It’s a regular day in the autumn of 1922, and the four aging Gibbs sisters – Cora, Ida, Arry, and Esther, now in their sixties and seventies – are living ordinary lives very near to each other in a small slow-paced Midwestern town where not much happens but gossip, delays, and avoidance of change. But as the afternoon progresses, the quirky siblings and their immediate families expose long-time rivalries, nagging disappointments, and long-held secrets in the charming Off-Broadway revival of Paul Osborn’s 1939 three-act comedy Morning’s at Seven, playing a limited engagement at the Theatre at St. Clement’s (the first NYC production of the show in 20 years, since its Tony-nominated run at Broadway’s Lyceum Theatre in 2002).
Dan Wackerman directs a stellar cast of seasoned veterans of the stage and screen who flawlessly deliver all the inherent humor and heart in this old-fashioned slice of Americana and uproarious send-up of the inter-relationships of an average American family. It’s a period piece that recalls the artistic sensibility of the iconic painter and illustrator Norman Rockwell and holds appeal for theatergoers of a certain age (the predominant audience at the performance I attended), as well as younger fans of classic works in the history of the American stage, while also offering a veritable master class in acting.
Set in the adjoining backyards of Cora and her husband Thor (with whom the unmarried Arry resides) and Ida and her husband Carl (whose adult son Homer still lives with them), the family is awaiting the arrival of Homer and his girlfriend Myrtle. Though the couple has been dating for twelve years, no one has ever met her, because the “shy” Homer “can’t be rushed into anything” – even with the house on the hill sitting empty for him to get married and the pair to move in.
When they arrive at last – as does Esther, whose condescending husband David has forbidden her to have contact with the other “morons” in her family – the long-anticipated introduction sets off a riotous chain of conversations, panic attacks, overnight disappearances, confrontations, and new living arrangements, as the characters face a metaphorical “fork in the road” and consider taking a different path and making some overdue changes in their lives, while they still have the time to enjoy a happy ending.
Lindsay Crouse and Alma Cuervo as the mature and straight-laced housewives Cora and Ida are the closest of the siblings, who share confidences with one another and often exclude the single and sometimes quarrelsome Arry, played with just the right amount of comic vehemence by Alley Mills. Patty McCormack as the agreeable Esther likes to spend time with her sisters, but to appease her controlling husband, can only sneak over for an occasional visit, until she gets caught and decides to stand up to him, with the united support of the other three.

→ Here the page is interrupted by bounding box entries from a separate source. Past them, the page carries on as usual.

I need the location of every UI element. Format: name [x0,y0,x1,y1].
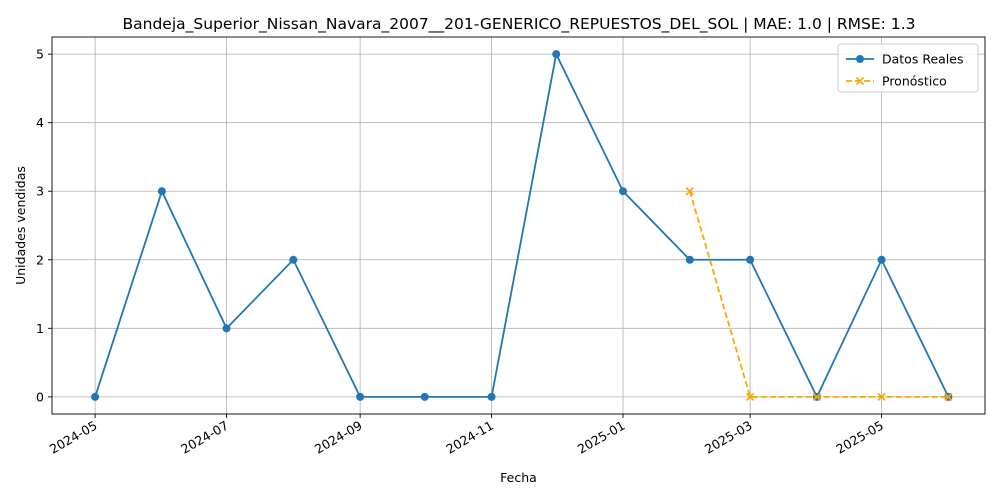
data-point [289,255,298,264]
series-line-0 [94,51,950,399]
y-tick-label: 2 [36,252,44,267]
data-point [420,392,429,401]
data-point [685,187,694,196]
chart-title: Bandeja_Superior_Nissan_Navara_2007__201… [123,15,916,34]
legend-marker [856,55,864,63]
x-tick-label: 2025-03 [702,418,755,457]
data-point [157,187,166,196]
data-point [745,392,755,402]
x-tick-label: 2024-05 [47,418,100,457]
data-point [619,187,628,196]
legend-frame [837,43,979,93]
legend: Datos Reales Pronóstico [837,43,979,93]
y-tick-label: 4 [36,115,44,130]
legend-label: Datos Reales [882,52,963,67]
data-point [877,392,886,402]
series-layer [91,50,953,402]
data-point [487,392,496,401]
data-point [812,392,822,402]
y-tick-label: 5 [36,47,44,62]
data-point [685,255,694,264]
legend-marker [855,76,865,86]
x-axis-label: Fecha [500,470,537,485]
y-tick-label: 1 [36,321,44,336]
series-line-1 [688,190,949,398]
data-point [877,255,886,264]
y-tick-label: 3 [36,184,44,199]
data-point [91,392,100,401]
data-point [552,50,561,59]
plot-frame [51,36,986,415]
data-point [746,255,755,264]
x-tick-label: 2025-01 [575,418,628,457]
grid-layer [52,37,985,414]
data-point [222,324,231,333]
x-tick-label: 2025-05 [833,418,886,457]
x-tick-label: 2024-11 [443,418,496,457]
data-point [944,392,953,402]
y-axis-label: Unidades vendidas [13,166,28,285]
y-tick-label: 0 [36,389,44,404]
legend-label: Pronóstico [882,74,947,89]
x-tick-label: 2024-09 [312,418,365,457]
data-point [356,392,365,401]
x-tick-label: 2024-07 [178,418,231,457]
ticks-layer: 2024-05 2024-07 2024-09 2024-11 2025-01 2025-… [36,47,886,457]
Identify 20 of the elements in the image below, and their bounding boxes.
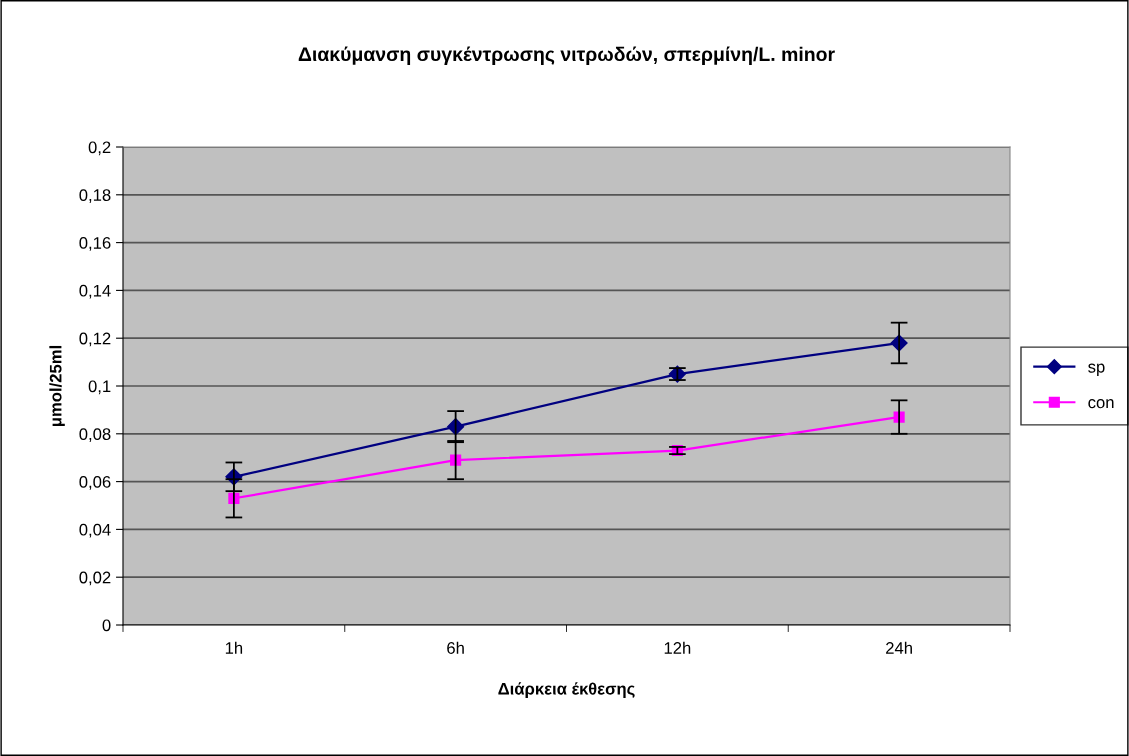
y-tick-label: 0,04 [79,523,111,538]
y-axis-title: μmol/25ml [49,345,65,427]
y-tick-label: 0,02 [79,571,111,586]
chart-title: Διακύμανση συγκέντρωσης νιτρωδών, σπερμίνη/L. minor [298,46,835,65]
x-tick-label: 12h [664,641,691,654]
legend-label: sp [1088,363,1105,376]
x-axis-title: Διάρκεια έκθεσης [498,682,635,698]
legend-label: con [1088,399,1114,409]
y-tick-label: 0,08 [79,428,111,442]
y-tick-label: 0,14 [79,284,111,299]
x-tick-label: 24h [886,641,912,654]
y-tick-label: 0,06 [79,476,111,490]
x-tick-label: 1h [225,641,243,654]
y-tick-label: 0 [102,619,111,632]
y-tick-label: 0,2 [88,141,111,156]
x-tick-label: 6h [447,641,464,654]
y-tick-label: 0,16 [79,237,111,251]
y-tick-label: 0,12 [79,332,111,347]
y-tick-label: 0,18 [79,189,111,203]
y-tick-label: 0,1 [88,380,111,395]
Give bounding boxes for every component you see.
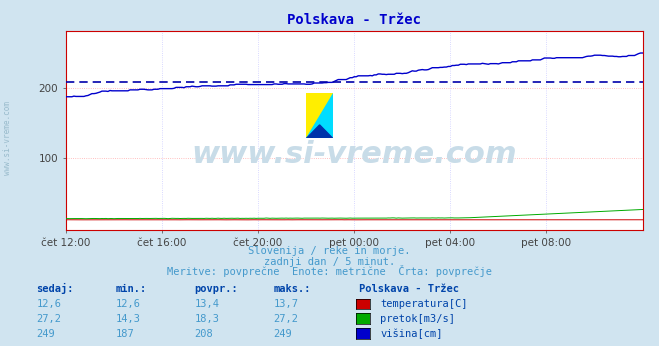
- Text: maks.:: maks.:: [273, 284, 311, 294]
- Title: Polskava - Tržec: Polskava - Tržec: [287, 13, 421, 27]
- Polygon shape: [306, 93, 333, 138]
- Text: Meritve: povprečne  Enote: metrične  Črta: povprečje: Meritve: povprečne Enote: metrične Črta:…: [167, 265, 492, 277]
- Text: 12,6: 12,6: [36, 299, 61, 309]
- Text: 187: 187: [115, 329, 134, 339]
- Text: 14,3: 14,3: [115, 314, 140, 324]
- Text: 249: 249: [36, 329, 55, 339]
- Text: 13,7: 13,7: [273, 299, 299, 309]
- Text: 27,2: 27,2: [36, 314, 61, 324]
- Text: zadnji dan / 5 minut.: zadnji dan / 5 minut.: [264, 257, 395, 267]
- Text: 208: 208: [194, 329, 213, 339]
- Text: Polskava - Tržec: Polskava - Tržec: [359, 284, 459, 294]
- Text: min.:: min.:: [115, 284, 146, 294]
- Text: temperatura[C]: temperatura[C]: [380, 299, 468, 309]
- Text: višina[cm]: višina[cm]: [380, 329, 443, 339]
- Polygon shape: [306, 125, 333, 138]
- Text: www.si-vreme.com: www.si-vreme.com: [191, 140, 517, 169]
- Text: 27,2: 27,2: [273, 314, 299, 324]
- Text: pretok[m3/s]: pretok[m3/s]: [380, 314, 455, 324]
- Text: 18,3: 18,3: [194, 314, 219, 324]
- Text: 12,6: 12,6: [115, 299, 140, 309]
- Text: Slovenija / reke in morje.: Slovenija / reke in morje.: [248, 246, 411, 256]
- Polygon shape: [306, 93, 333, 138]
- Text: sedaj:: sedaj:: [36, 283, 74, 294]
- Text: 13,4: 13,4: [194, 299, 219, 309]
- Text: www.si-vreme.com: www.si-vreme.com: [3, 101, 13, 175]
- Text: 249: 249: [273, 329, 292, 339]
- Text: povpr.:: povpr.:: [194, 284, 238, 294]
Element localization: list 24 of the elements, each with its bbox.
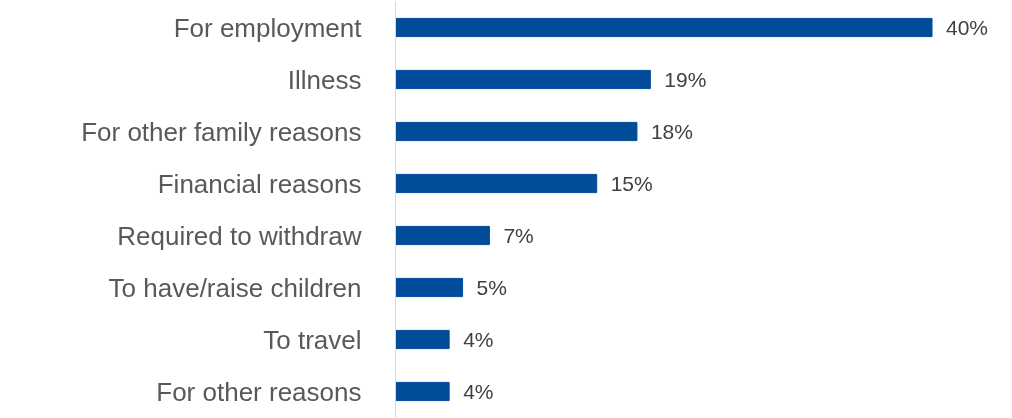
- y-tick-label: For other family reasons: [81, 116, 362, 147]
- bar: [395, 17, 933, 38]
- y-tick-label: Financial reasons: [157, 168, 362, 199]
- y-tick-label: To travel: [263, 324, 362, 355]
- bar: [395, 329, 450, 350]
- data-label: 19%: [664, 68, 707, 91]
- data-label: 5%: [476, 276, 507, 299]
- data-label: 18%: [650, 120, 693, 143]
- y-tick-label: To have/raise children: [108, 272, 362, 303]
- data-label: 4%: [463, 328, 494, 351]
- data-label: 4%: [463, 380, 494, 403]
- data-label: 40%: [946, 16, 989, 39]
- bar: [395, 173, 598, 194]
- bar: [395, 69, 651, 90]
- y-tick-label: Illness: [287, 64, 362, 95]
- data-label: 15%: [610, 172, 653, 195]
- bar: [395, 121, 638, 142]
- data-label: 7%: [503, 224, 534, 247]
- bar: [395, 277, 464, 298]
- bar: [395, 381, 450, 402]
- bar: [395, 225, 490, 246]
- y-tick-label: For other reasons: [156, 376, 362, 407]
- y-tick-label: Required to withdraw: [117, 220, 362, 251]
- y-tick-label: For employment: [173, 12, 363, 43]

The characterizations of the men are as compelling and entertaining as those of the women. In the role of Ida’s husband Carl, John Rubinstein captures his hyperbolic regret and embarrassment over the failure of his unsatisfying life (he just “wanted to be a dentist!”), while prone to emotional “spells” that leave him pressing his forehead against a tree and going in search of “the fork.” Tony Roberts is a howl as the insulting and dictatorial David, in contrast with Dan Lauria as the more amiably funny and accepting Thor, who, with good reason, serves as Arry’s defender.
And the outstanding portrayals of the elder generation are matched by those of Jonathan Spivey and Keri Safran as Homer and Myrtle. He is a neurotic bundle of indecision and excuses, unable at 40 to leave his mother’s home (hence the name “Homer”) or to make a full commitment to Myrtle. Her effusive and sidesplitting excitement over being introduced to his family – “the nicest people” she’s ever met – leaves them at a loss for how to respond to her incessant gushing. Each actor masterfully contributes to the consistently superb ensemble, which not only brings the laughs, but also the underlying insecurities that define the personalities and behavior of the characters.
Quentin Chiappetta’s soundscape of chirping crickets and popular music of the era, Barbara A. Bell’s vintage costumes, and Harry Feiner’s set with historicizing architecture and a woodsy painted backdrop capture the style of the decade, and lighting by James E. Lawlor III signals the progression from afternoon to evening to the bright new morning that reawakens everyone.
Along with the great performances and transporting design, the production is to be commended for its quaint (and very welcome) practice of actually starting the show on time – a rarity in our current age but very much in line with NYC theater in the good old days.
Running Time: Approximately two hours, including an intermission.
Morning’s at Seven plays through Sunday, December 5, 2021, at the Theatre at St. Clement’s, 423 West 46th Street, NYC. For tickets, starting at $44, go online. Proof of full COVID-19 vaccination and a photo ID must be shown upon entering the building, and masks covering the nose and mouth are required at all times.